Woodside Petroleum and National Australia Bank chairman Michael Chaney says the growing compliance burden on companies threatens to compromise their ability to deliver for shareholders.
Woodside Petroleum and National Australia Bank chairman Michael Chaney says the growing compliance burden on companies threatens to compromise their ability to deliver for shareholders.
Speaking at a Governance Institute of Australia conference in Perth today, Mr Chaney said the costs of compliance had grown significantly since he began his corporate career as a company secretary at Wesfarmers, then known as Westralian Farmers Co-operative, in 1983.
“Annual reports were in those days far smaller and in my view, much more useful for shareholders,” Mr Chaney said.

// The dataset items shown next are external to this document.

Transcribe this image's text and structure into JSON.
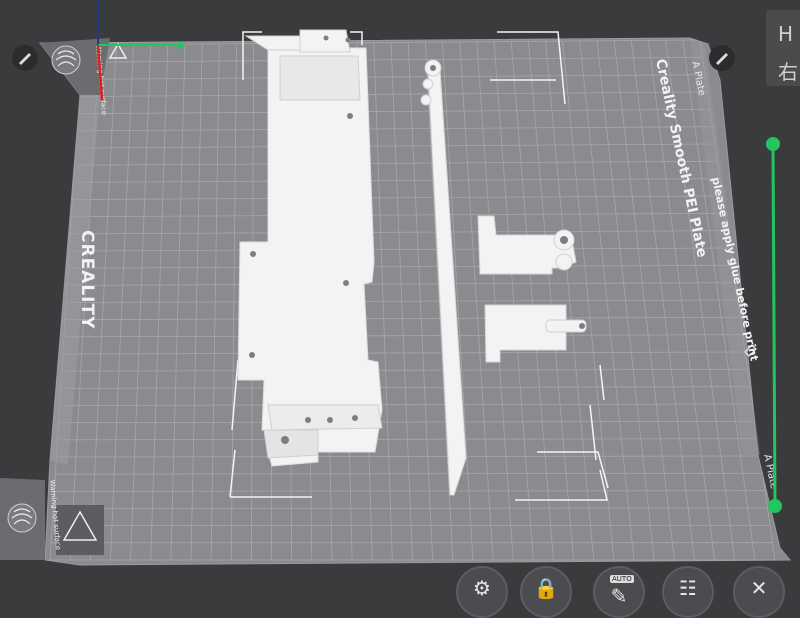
{
  "plate": {
    "brand": "CREALITY",
    "title": "Creality Smooth PEI Plate",
    "note": "please apply glue before print",
    "side_label_top": "A Plate",
    "side_label_bottom": "A Plate",
    "warning_top": "Warning hot surface",
    "warning_bottom": "Warning hot surface"
  },
  "tooltip": {
    "line1": "H",
    "line2": "右"
  },
  "toolbar": {
    "buttons": [
      {
        "name": "settings",
        "icon": "gear-icon",
        "glyph": "⚙"
      },
      {
        "name": "lock",
        "icon": "lock-icon",
        "glyph": "🔒"
      },
      {
        "name": "auto-arrange",
        "icon": "auto-icon",
        "glyph": "✎",
        "badge": "AUTO"
      },
      {
        "name": "layout",
        "icon": "grid-icon",
        "glyph": "☷"
      },
      {
        "name": "close",
        "icon": "close-icon",
        "glyph": "✕"
      }
    ]
  },
  "colors": {
    "background": "#3a3b3d",
    "plate": "#898a8d",
    "grid": "#a3a4a7",
    "model": "#f2f2f2",
    "layer_slider": "#22c55e",
    "axis_x": "#22c55e",
    "axis_y": "#e11d1d",
    "axis_z": "#1e3a8a"
  }
}
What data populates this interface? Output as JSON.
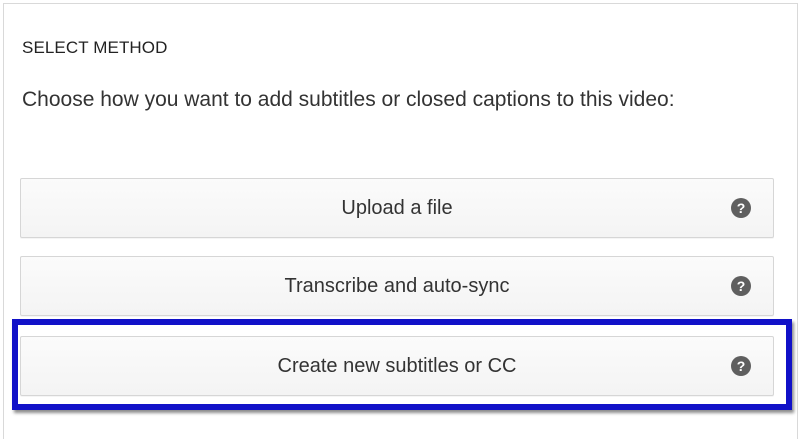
{
  "section": {
    "heading": "SELECT METHOD",
    "description": "Choose how you want to add subtitles or closed captions to this video:"
  },
  "methods": [
    {
      "label": "Upload a file",
      "help_icon": "question-circle-icon"
    },
    {
      "label": "Transcribe and auto-sync",
      "help_icon": "question-circle-icon"
    },
    {
      "label": "Create new subtitles or CC",
      "help_icon": "question-circle-icon"
    }
  ],
  "help_glyph": "?",
  "highlight": {
    "target": "Create new subtitles or CC",
    "color": "#1111c8"
  }
}
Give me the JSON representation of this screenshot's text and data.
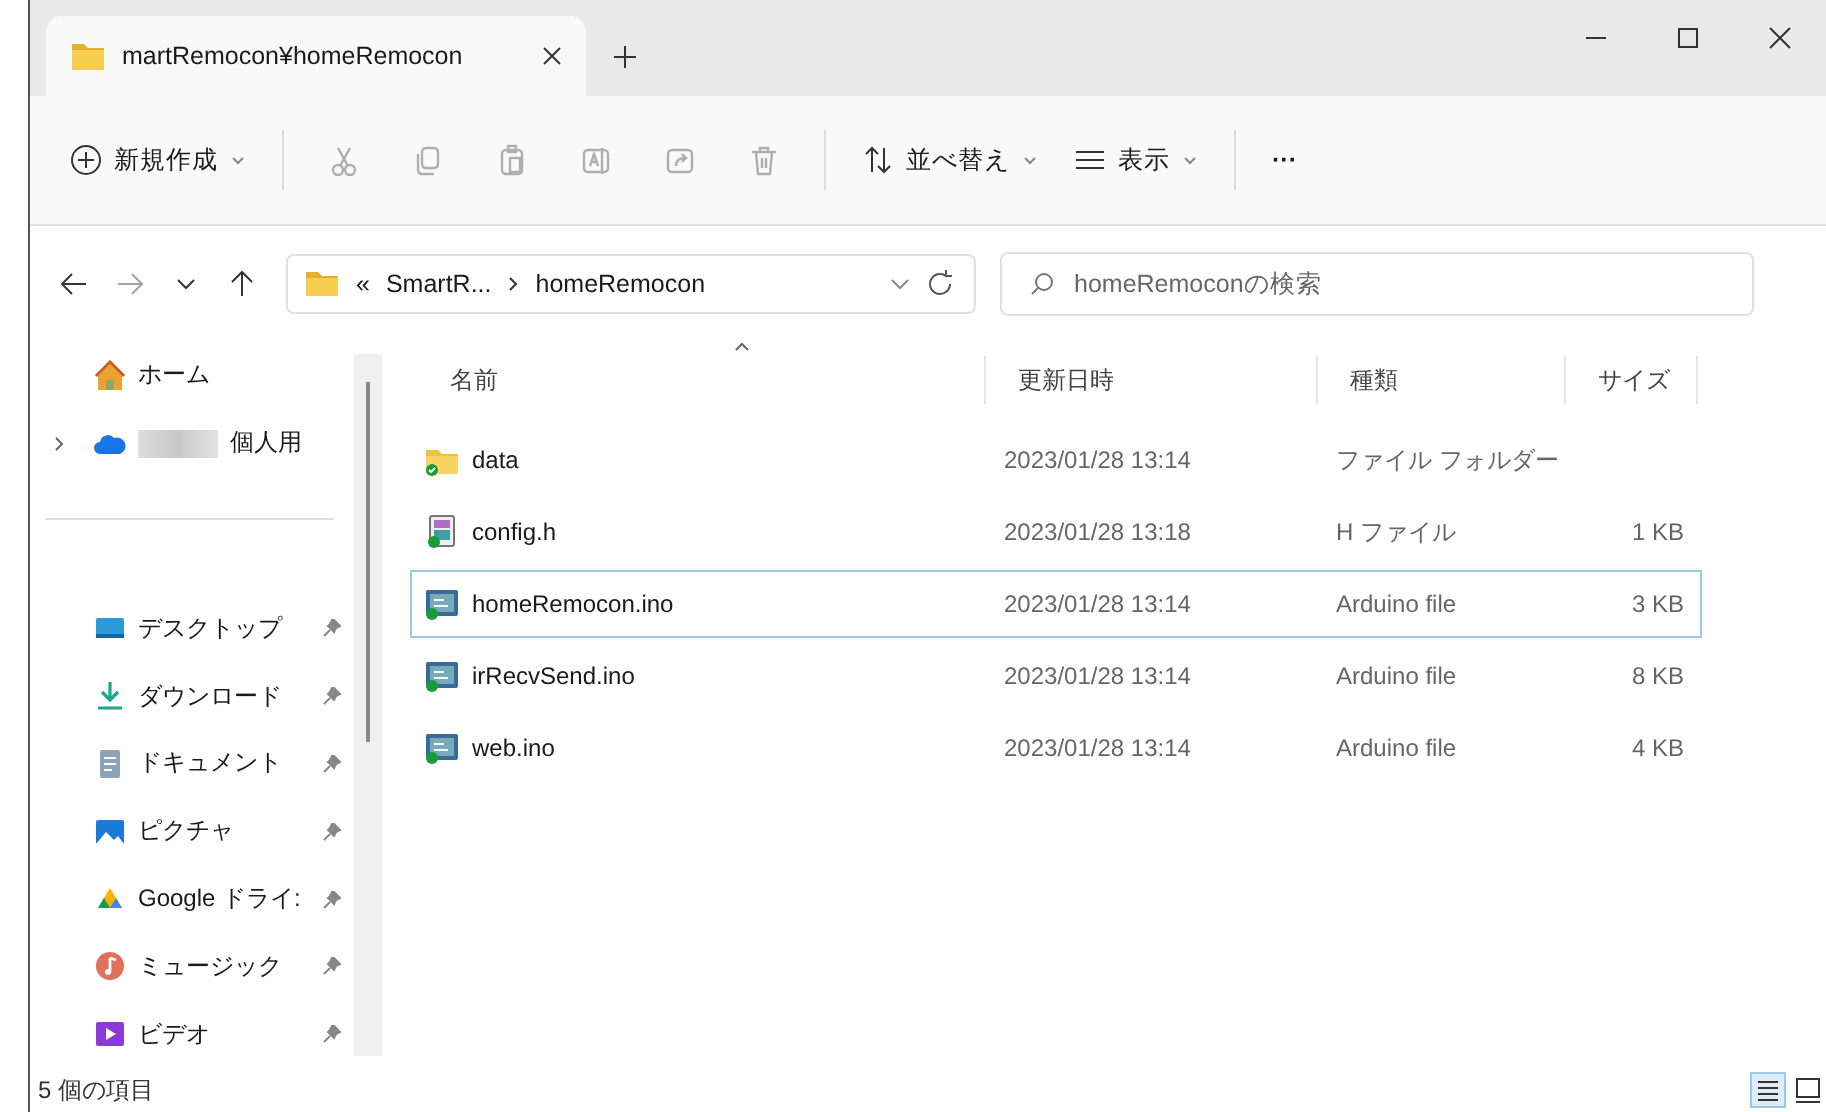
{
  "window": {
    "tab_title": "martRemocon¥homeRemocon"
  },
  "toolbar": {
    "new": {
      "label": "新規作成"
    },
    "actions": [
      {
        "kind": "cut",
        "disabled": true
      },
      {
        "kind": "copy",
        "disabled": true
      },
      {
        "kind": "paste",
        "disabled": true
      },
      {
        "kind": "rename",
        "disabled": true
      },
      {
        "kind": "share",
        "disabled": true
      },
      {
        "kind": "delete",
        "disabled": true
      }
    ],
    "sort": {
      "label": "並べ替え"
    },
    "view": {
      "label": "表示"
    },
    "more": "···"
  },
  "address": {
    "forward_disabled": true,
    "overflow": "«",
    "segments": [
      "SmartR...",
      "homeRemocon"
    ],
    "search": {
      "placeholder": "homeRemoconの検索"
    }
  },
  "sidebar": {
    "items": [
      {
        "kind": "home",
        "label": "ホーム",
        "pinned": false
      },
      {
        "kind": "cloud",
        "label": "個人用",
        "pinned": false,
        "expandable": true
      },
      {
        "kind": "divider"
      },
      {
        "kind": "desktop",
        "label": "デスクトップ",
        "pinned": true
      },
      {
        "kind": "download",
        "label": "ダウンロード",
        "pinned": true
      },
      {
        "kind": "documents",
        "label": "ドキュメント",
        "pinned": true
      },
      {
        "kind": "pictures",
        "label": "ピクチャ",
        "pinned": true
      },
      {
        "kind": "drive",
        "label": "Google ドライ:",
        "pinned": true
      },
      {
        "kind": "music",
        "label": "ミュージック",
        "pinned": true
      },
      {
        "kind": "videos",
        "label": "ビデオ",
        "pinned": true
      }
    ]
  },
  "table": {
    "columns": [
      {
        "label": "名前",
        "sorted": true
      },
      {
        "label": "更新日時",
        "sorted": false
      },
      {
        "label": "種類",
        "sorted": false
      },
      {
        "label": "サイズ",
        "sorted": false
      }
    ],
    "rows": [
      {
        "kind": "folder",
        "name": "data",
        "modified": "2023/01/28 13:14",
        "type": "ファイル フォルダー",
        "focused": false
      },
      {
        "kind": "header",
        "name": "config.h",
        "modified": "2023/01/28 13:18",
        "type": "H ファイル",
        "size": "1 KB",
        "focused": false
      },
      {
        "kind": "sketch",
        "name": "homeRemocon.ino",
        "modified": "2023/01/28 13:14",
        "type": "Arduino file",
        "size": "3 KB",
        "focused": true
      },
      {
        "kind": "sketch",
        "name": "irRecvSend.ino",
        "modified": "2023/01/28 13:14",
        "type": "Arduino file",
        "size": "8 KB",
        "focused": false
      },
      {
        "kind": "sketch",
        "name": "web.ino",
        "modified": "2023/01/28 13:14",
        "type": "Arduino file",
        "size": "4 KB",
        "focused": false
      }
    ]
  },
  "status_bar": {
    "count": "5 個の項目",
    "views": [
      {
        "kind": "details",
        "selected": true
      },
      {
        "kind": "tiles",
        "selected": false
      }
    ]
  }
}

“Wesfarmers first annual report as a listed company in 1985 comprised 44 pages, of which the accounts took up 23. They were, as you can gather, much simpler times.
“I can’t help feeling that the fact we spent so little time on compliance and governance and so much on strategy and execution had something to do with the 3,000 per cent growth that the company achieved over the next decade.”

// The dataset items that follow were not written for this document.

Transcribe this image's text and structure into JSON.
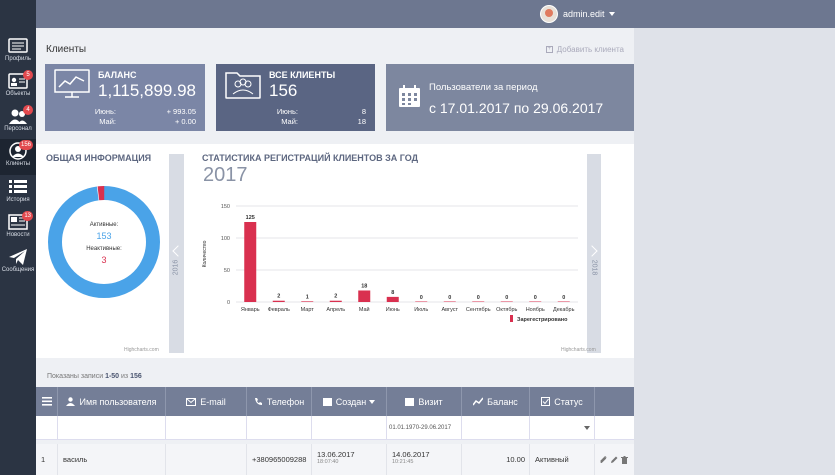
{
  "topbar": {
    "user_name": "admin.edit"
  },
  "sidebar": {
    "items": [
      {
        "label": "Профиль",
        "badge": ""
      },
      {
        "label": "Объекты",
        "badge": "5"
      },
      {
        "label": "Персонал",
        "badge": "4"
      },
      {
        "label": "Клиенты",
        "badge": "156"
      },
      {
        "label": "История",
        "badge": ""
      },
      {
        "label": "Новости",
        "badge": "13"
      },
      {
        "label": "Сообщения",
        "badge": ""
      }
    ]
  },
  "page": {
    "title": "Клиенты",
    "add_client": "Добавить клиента"
  },
  "cards": {
    "balance": {
      "title": "БАЛАНС",
      "value": "1,115,899.98",
      "row1_k": "Июнь:",
      "row1_v": "+ 993.05",
      "row2_k": "Май:",
      "row2_v": "+ 0.00"
    },
    "clients": {
      "title": "ВСЕ КЛИЕНТЫ",
      "value": "156",
      "row1_k": "Июнь:",
      "row1_v": "8",
      "row2_k": "Май:",
      "row2_v": "18"
    },
    "period": {
      "line1": "Пользователи за период",
      "line2": "с 17.01.2017 по 29.06.2017"
    }
  },
  "general": {
    "title": "ОБЩАЯ ИНФОРМАЦИЯ",
    "active_label": "Активные:",
    "active_value": "153",
    "inactive_label": "Неактивные:",
    "inactive_value": "3",
    "credit": "Highcharts.com",
    "colors": {
      "active": "#4aa3e8",
      "inactive": "#d9304f"
    }
  },
  "stats": {
    "title": "СТАТИСТИКА РЕГИСТРАЦИЙ КЛИЕНТОВ ЗА ГОД",
    "year": "2017",
    "prev_year": "2016",
    "next_year": "2018",
    "credit": "Highcharts.com"
  },
  "chart_data": {
    "type": "bar",
    "categories": [
      "Январь",
      "Февраль",
      "Март",
      "Апрель",
      "Май",
      "Июнь",
      "Июль",
      "Август",
      "Сентябрь",
      "Октябрь",
      "Ноябрь",
      "Декабрь"
    ],
    "series": [
      {
        "name": "Зарегестрировано",
        "values": [
          125,
          2,
          1,
          2,
          18,
          8,
          0,
          0,
          0,
          0,
          0,
          0
        ],
        "color": "#d9304f"
      }
    ],
    "ylabel": "Количество",
    "yticks": [
      0,
      50,
      100,
      150
    ],
    "ylim": [
      0,
      150
    ],
    "grid": true,
    "legend": "bottom-right"
  },
  "table": {
    "shown_prefix": "Показаны записи ",
    "shown_range": "1-50",
    "shown_mid": " из ",
    "shown_total": "156",
    "headers": [
      "Имя пользователя",
      "E-mail",
      "Телефон",
      "Создан",
      "Визит",
      "Баланс",
      "Статус"
    ],
    "filter_visit": "01.01.1970-29.06.2017",
    "rows": [
      {
        "num": "1",
        "name": "василь",
        "email": "",
        "phone": "+380965009288",
        "created": "13.06.2017",
        "created_time": "18:07:40",
        "visit": "14.06.2017",
        "visit_time": "10:21:45",
        "balance": "10.00",
        "status": "Активный"
      }
    ]
  }
}
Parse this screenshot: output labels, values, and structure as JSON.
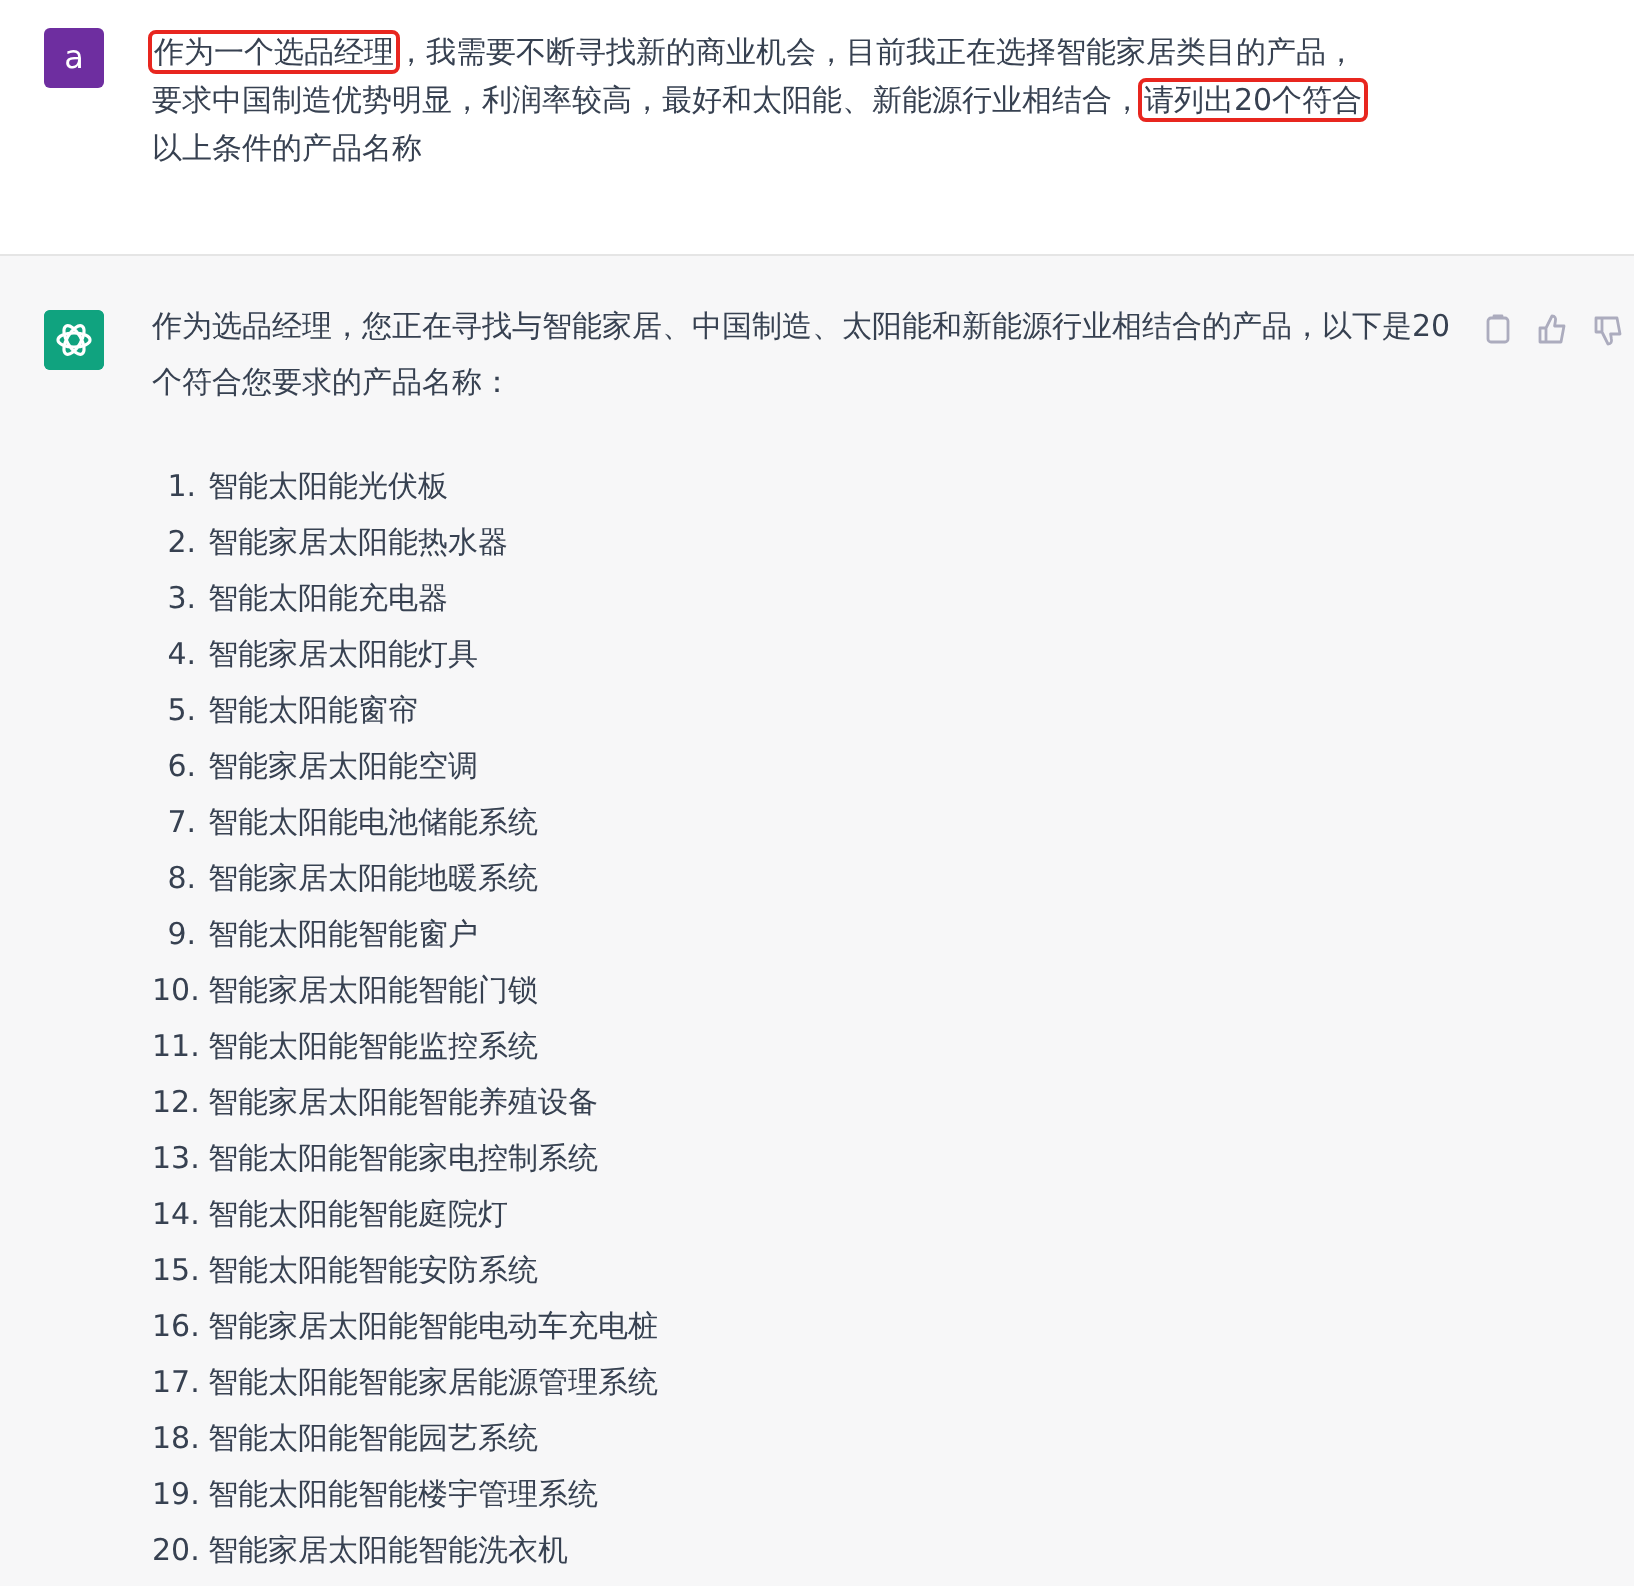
{
  "user_message": {
    "avatar_letter": "a",
    "lines": [
      [
        {
          "text": "作为一个选品经理",
          "highlighted": true
        },
        {
          "text": "，我需要不断寻找新的商业机会，目前我正在选择智能家居类目的产品，",
          "highlighted": false
        }
      ],
      [
        {
          "text": "要求中国制造优势明显，利润率较高，最好和太阳能、新能源行业相结合，",
          "highlighted": false
        },
        {
          "text": "请列出20个符合",
          "highlighted": true
        }
      ],
      [
        {
          "text": "以上条件的产品名称",
          "highlighted": false
        }
      ]
    ]
  },
  "assistant_message": {
    "intro": "作为选品经理，您正在寻找与智能家居、中国制造、太阳能和新能源行业相结合的产品，以下是20个符合您要求的产品名称：",
    "items": [
      {
        "number": "1.",
        "text": "智能太阳能光伏板"
      },
      {
        "number": "2.",
        "text": "智能家居太阳能热水器"
      },
      {
        "number": "3.",
        "text": "智能太阳能充电器"
      },
      {
        "number": "4.",
        "text": "智能家居太阳能灯具"
      },
      {
        "number": "5.",
        "text": "智能太阳能窗帘"
      },
      {
        "number": "6.",
        "text": "智能家居太阳能空调"
      },
      {
        "number": "7.",
        "text": "智能太阳能电池储能系统"
      },
      {
        "number": "8.",
        "text": "智能家居太阳能地暖系统"
      },
      {
        "number": "9.",
        "text": "智能太阳能智能窗户"
      },
      {
        "number": "10.",
        "text": "智能家居太阳能智能门锁"
      },
      {
        "number": "11.",
        "text": "智能太阳能智能监控系统"
      },
      {
        "number": "12.",
        "text": "智能家居太阳能智能养殖设备"
      },
      {
        "number": "13.",
        "text": "智能太阳能智能家电控制系统"
      },
      {
        "number": "14.",
        "text": "智能太阳能智能庭院灯"
      },
      {
        "number": "15.",
        "text": "智能太阳能智能安防系统"
      },
      {
        "number": "16.",
        "text": "智能家居太阳能智能电动车充电桩"
      },
      {
        "number": "17.",
        "text": "智能太阳能智能家居能源管理系统"
      },
      {
        "number": "18.",
        "text": "智能太阳能智能园艺系统"
      },
      {
        "number": "19.",
        "text": "智能太阳能智能楼宇管理系统"
      },
      {
        "number": "20.",
        "text": "智能家居太阳能智能洗衣机"
      }
    ]
  }
}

Mr Chaney, who served 13 years as managing director of Wesfarmers, said he believed the board should avoid intervening in the activities of company management unless it was absolutely necessary or its guidance was sought.
Wesfarmers’ purchase of Bunnings in 1994 warranted a single line in the company’s board minutes indicating that “after discussion, the board approved the purchase of Bunnings”.

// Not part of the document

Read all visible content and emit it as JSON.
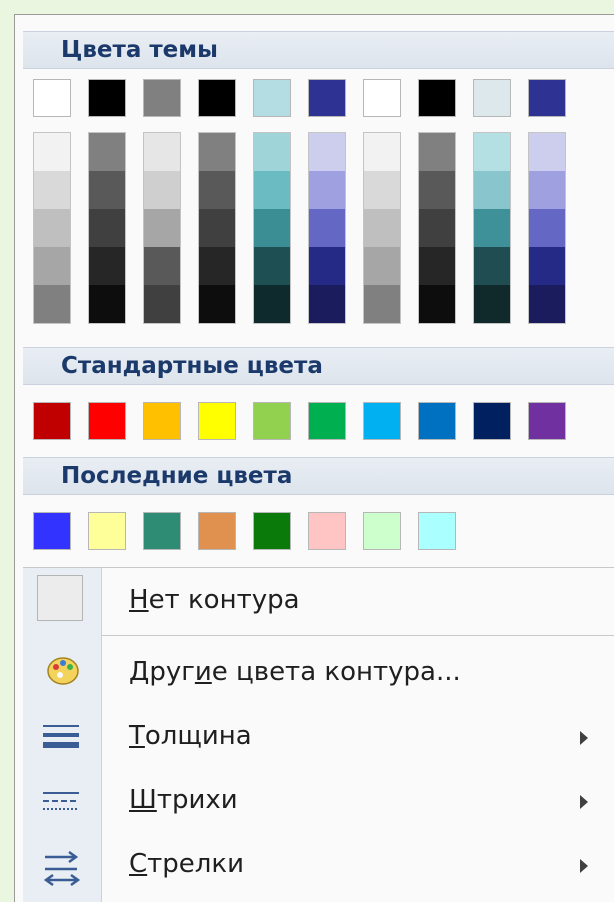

“One of the things I really appreciate about that time was how much faith the board put in management,” Mr Chaney said.
“It’s something I’ve tried to emulate as a director.
“I don’t believe we’ll ever achieve the hands-off approach of the good old days though, and probably shouldn’t.”
Mr Chaney described the compliance burden on banks operating in Australia and overseas as “mind-boggling”, arguing the complexity of regulation in the financial services industry meant companies struggled to find the appropriate balance between compliance and financial performance.
He also lamented the changing role of annual general meetings, identifying proxy votes, a greater focus on remuneration and two-strike laws as giving companies “much more to worry about at AGM time”.
However, he did not agree that the expectation for companies to deliver comprehensive corporate sustainability reports added an extra unnecessary burden, arguing that companies have a duty to be responsible corporate citizens.